Pidikkaparambu is a very small area that comes under the Vallachira Panchayat and is famous for the Pidikkaparambu Lord Shiva Temple located here.

Festivals
The Pidikkaparambu Pooram is held here and is accompanied with "Anayottam - Tusker Race/Jumbo Rally" that takes place in the Paddy Fields located nearby. This festival takes place in the month of March or April every year. It normally lasts for 2 –3 days.

Terrain
This area has lush Paddy fields, Coconut Plantations and an uninterrupted Supply of fresh Water.

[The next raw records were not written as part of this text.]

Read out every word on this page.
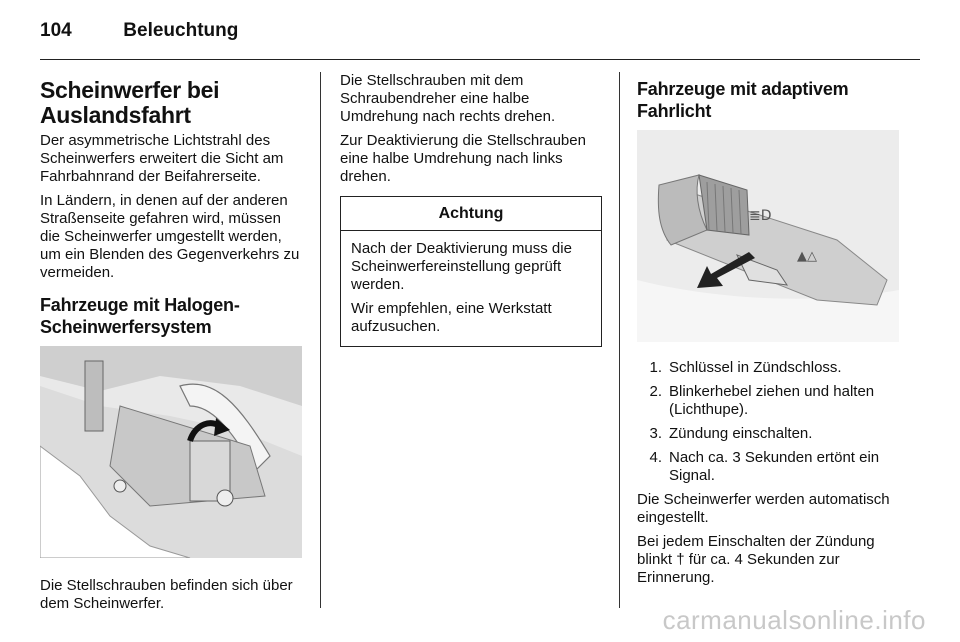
104	Beleuchtung
Scheinwerfer bei Auslandsfahrt

Der asymmetrische Lichtstrahl des Scheinwerfers erweitert die Sicht am Fahrbahnrand der Beifahrerseite.

In Ländern, in denen auf der anderen Straßenseite gefahren wird, müssen die Scheinwerfer umgestellt werden, um ein Blenden des Gegenverkehrs zu vermeiden.

Fahrzeuge mit Halogen-Scheinwerfersystem

Die Stellschrauben befinden sich über dem Scheinwerfer.

Die Stellschrauben mit dem Schraubendreher eine halbe Umdrehung nach rechts drehen.

Zur Deaktivierung die Stellschrauben eine halbe Umdrehung nach links drehen.

Achtung

Nach der Deaktivierung muss die Scheinwerfereinstellung geprüft werden.

Wir empfehlen, eine Werkstatt aufzusuchen.

Fahrzeuge mit adaptivem Fahrlicht
≣D
▲△
1. Schlüssel in Zündschloss.
2. Blinkerhebel ziehen und halten (Lichthupe).
3. Zündung einschalten.
4. Nach ca. 3 Sekunden ertönt ein Signal.

Die Scheinwerfer werden automatisch eingestellt.

Bei jedem Einschalten der Zündung blinkt † für ca. 4 Sekunden zur Erinnerung.

carmanualsonline.info
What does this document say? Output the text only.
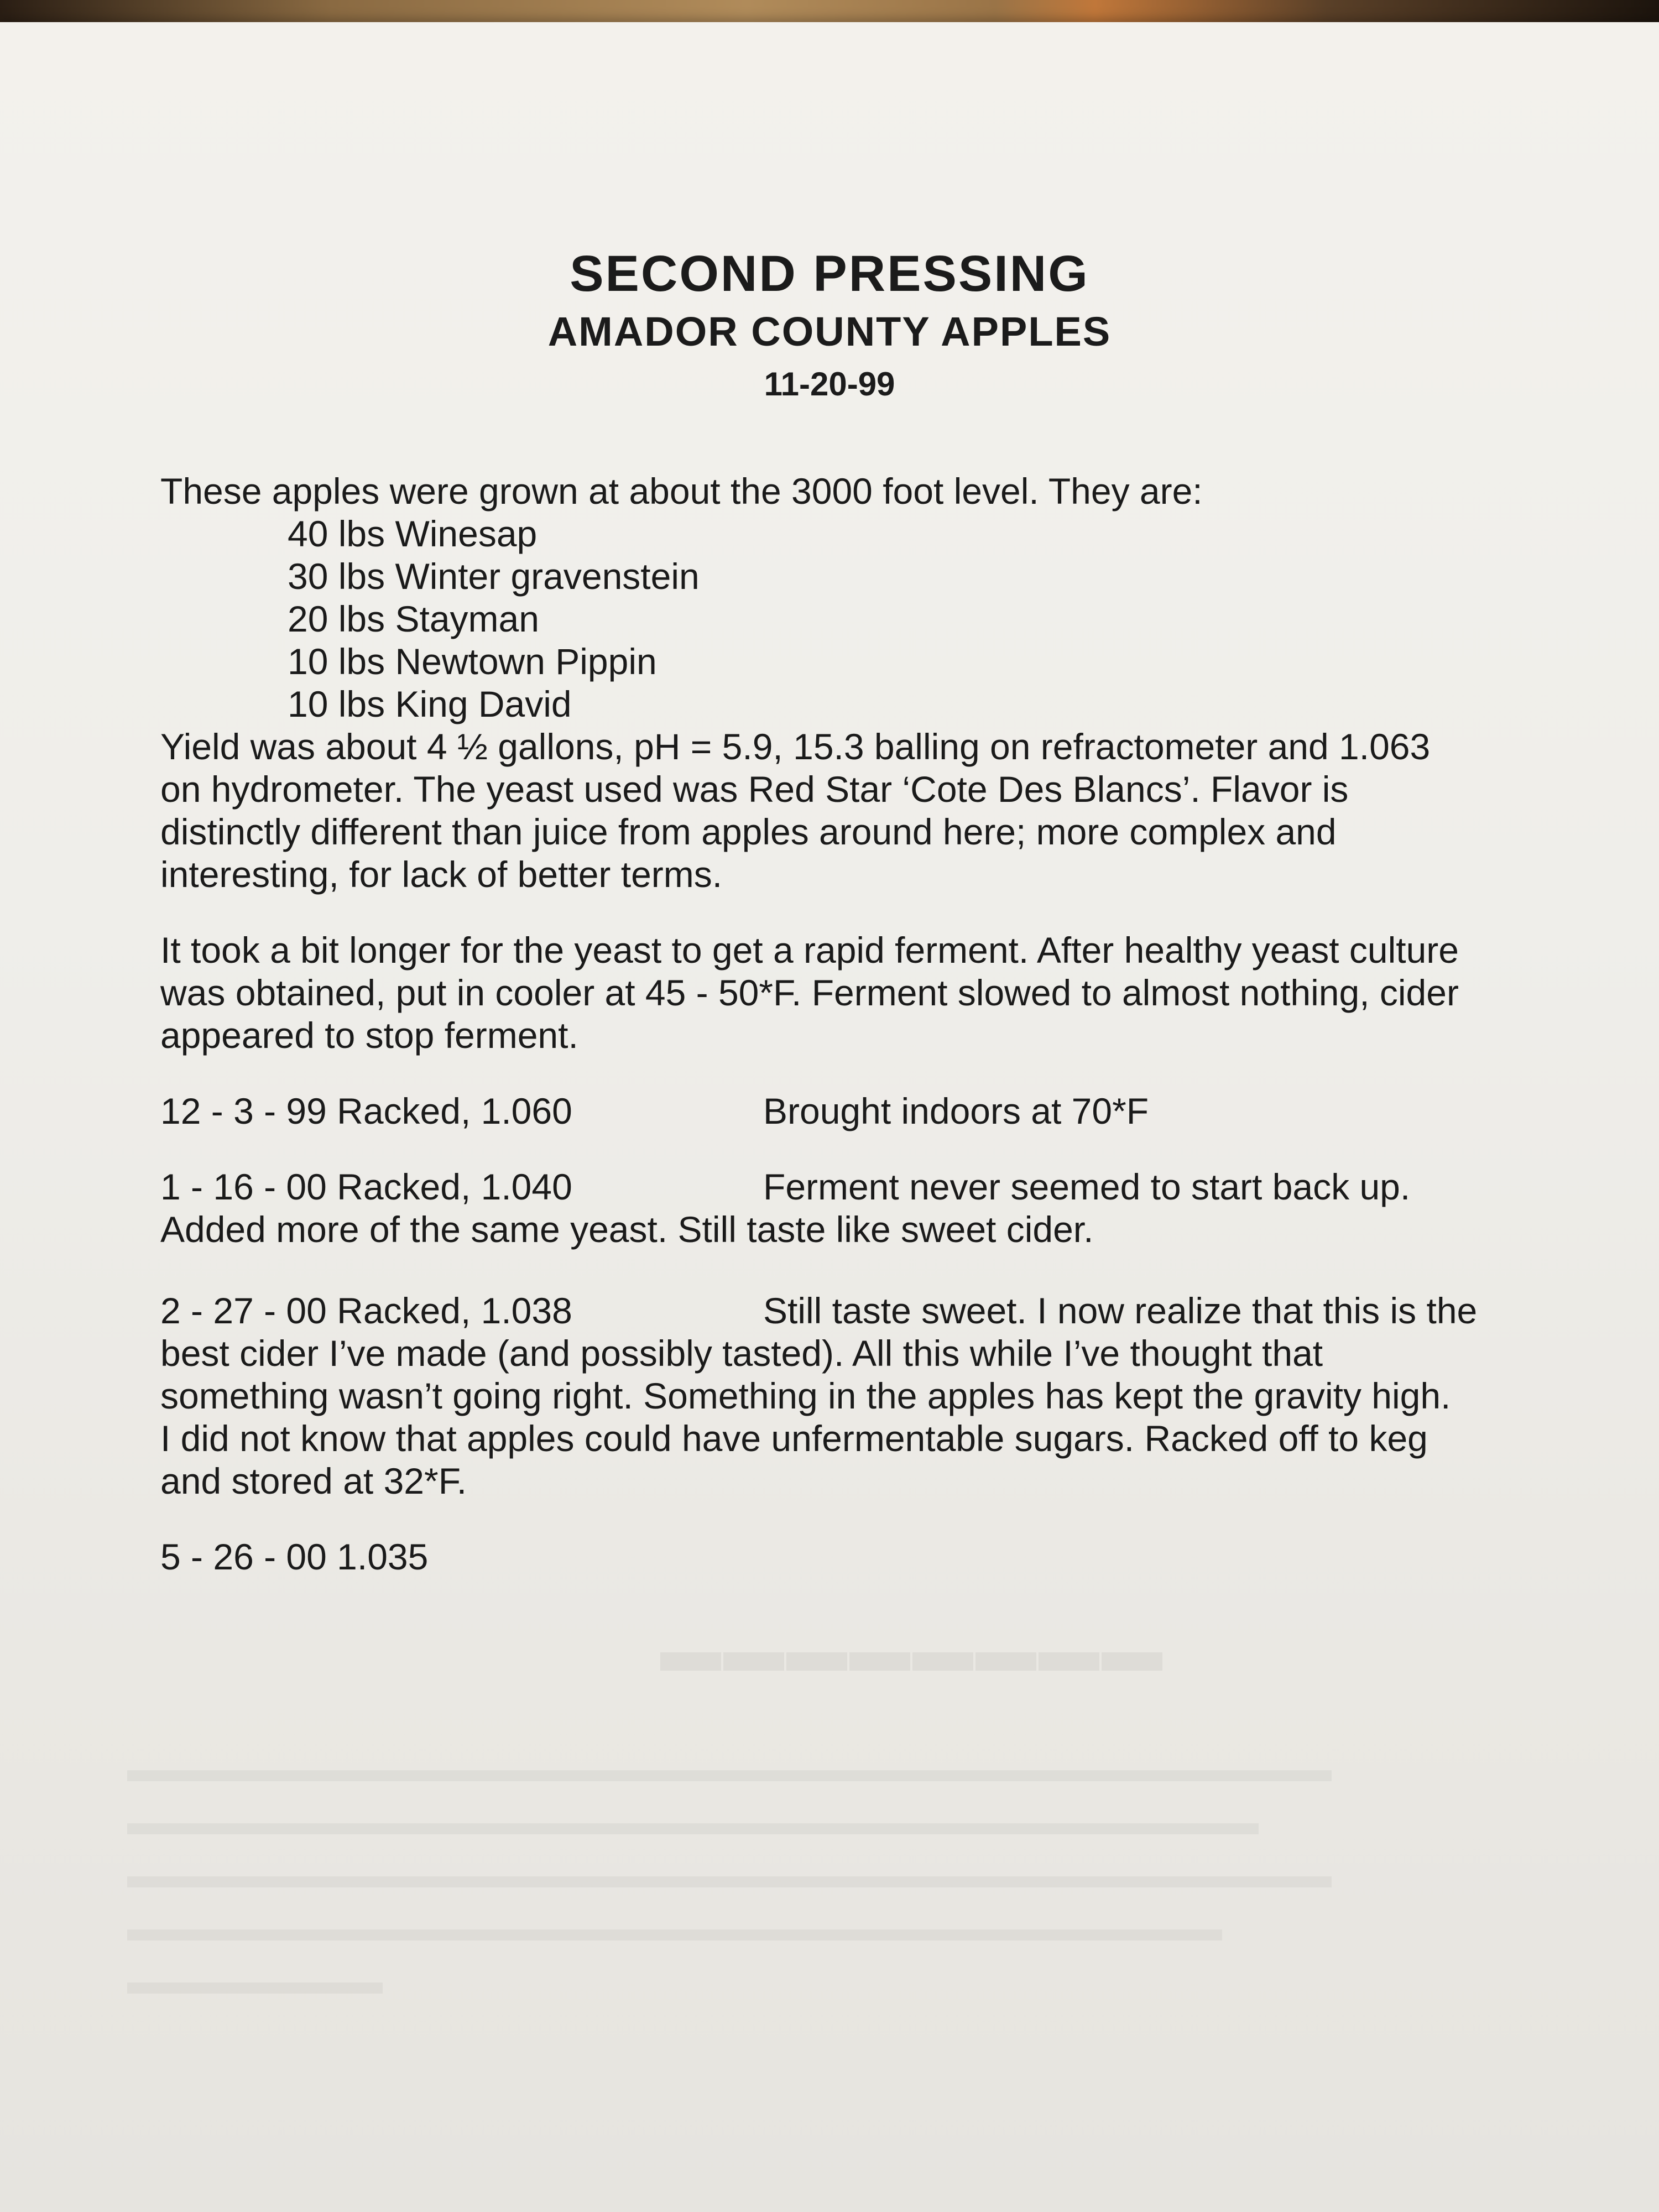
▬▬▬▬▬▬▬▬
SECOND PRESSING
AMADOR COUNTY APPLES
11-20-99
These apples were grown at about the 3000 foot level. They are:
40 lbs Winesap
30 lbs Winter gravenstein
20 lbs Stayman
10 lbs Newtown Pippin
10 lbs King David
Yield was about 4 ½ gallons, pH = 5.9, 15.3 balling on refractometer and 1.063
on hydrometer. The yeast used was Red Star ‘Cote Des Blancs’. Flavor is
distinctly different than juice from apples around here; more complex and
interesting, for lack of better terms.
It took a bit longer for the yeast to get a rapid ferment. After healthy yeast culture
was obtained, put in cooler at 45 - 50*F. Ferment slowed to almost nothing, cider
appeared to stop ferment.
12 - 3 - 99 Racked, 1.060	Brought indoors at 70*F
1 - 16 - 00 Racked, 1.040	Ferment never seemed to start back up.
Added more of the same yeast. Still taste like sweet cider.
2 - 27 - 00 Racked, 1.038	Still taste sweet. I now realize that this is the
best cider I’ve made (and possibly tasted). All this while I’ve thought that
something wasn’t going right. Something in the apples has kept the gravity high.
I did not know that apples could have unfermentable sugars. Racked off to keg
and stored at 32*F.
5 - 26 - 00 1.035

There is a well maintained Blacktop road that can take one all the way to "Chathakudam Centre" which has a few Grocery and Stationery Stores, a couple of Cafeterias,a Post Office and a Gent's Saloon.
The State Bank of India - Vallachira Branch is also located nearby.

Schools
The Closest School (Kerala Govt) would be Vallachira UP School and Kadalassery LP School.

Transportation
There are no Public Transport Systems that are Servicing Pidikkaparambu currently. However, There are Privately managed Bus Services from Chathakudam Centre to Thrissur everyday from dawn till dusk. Private Auto Rickshaws and Taxis could be hired from Chatakudam centre mostly during the weekdays.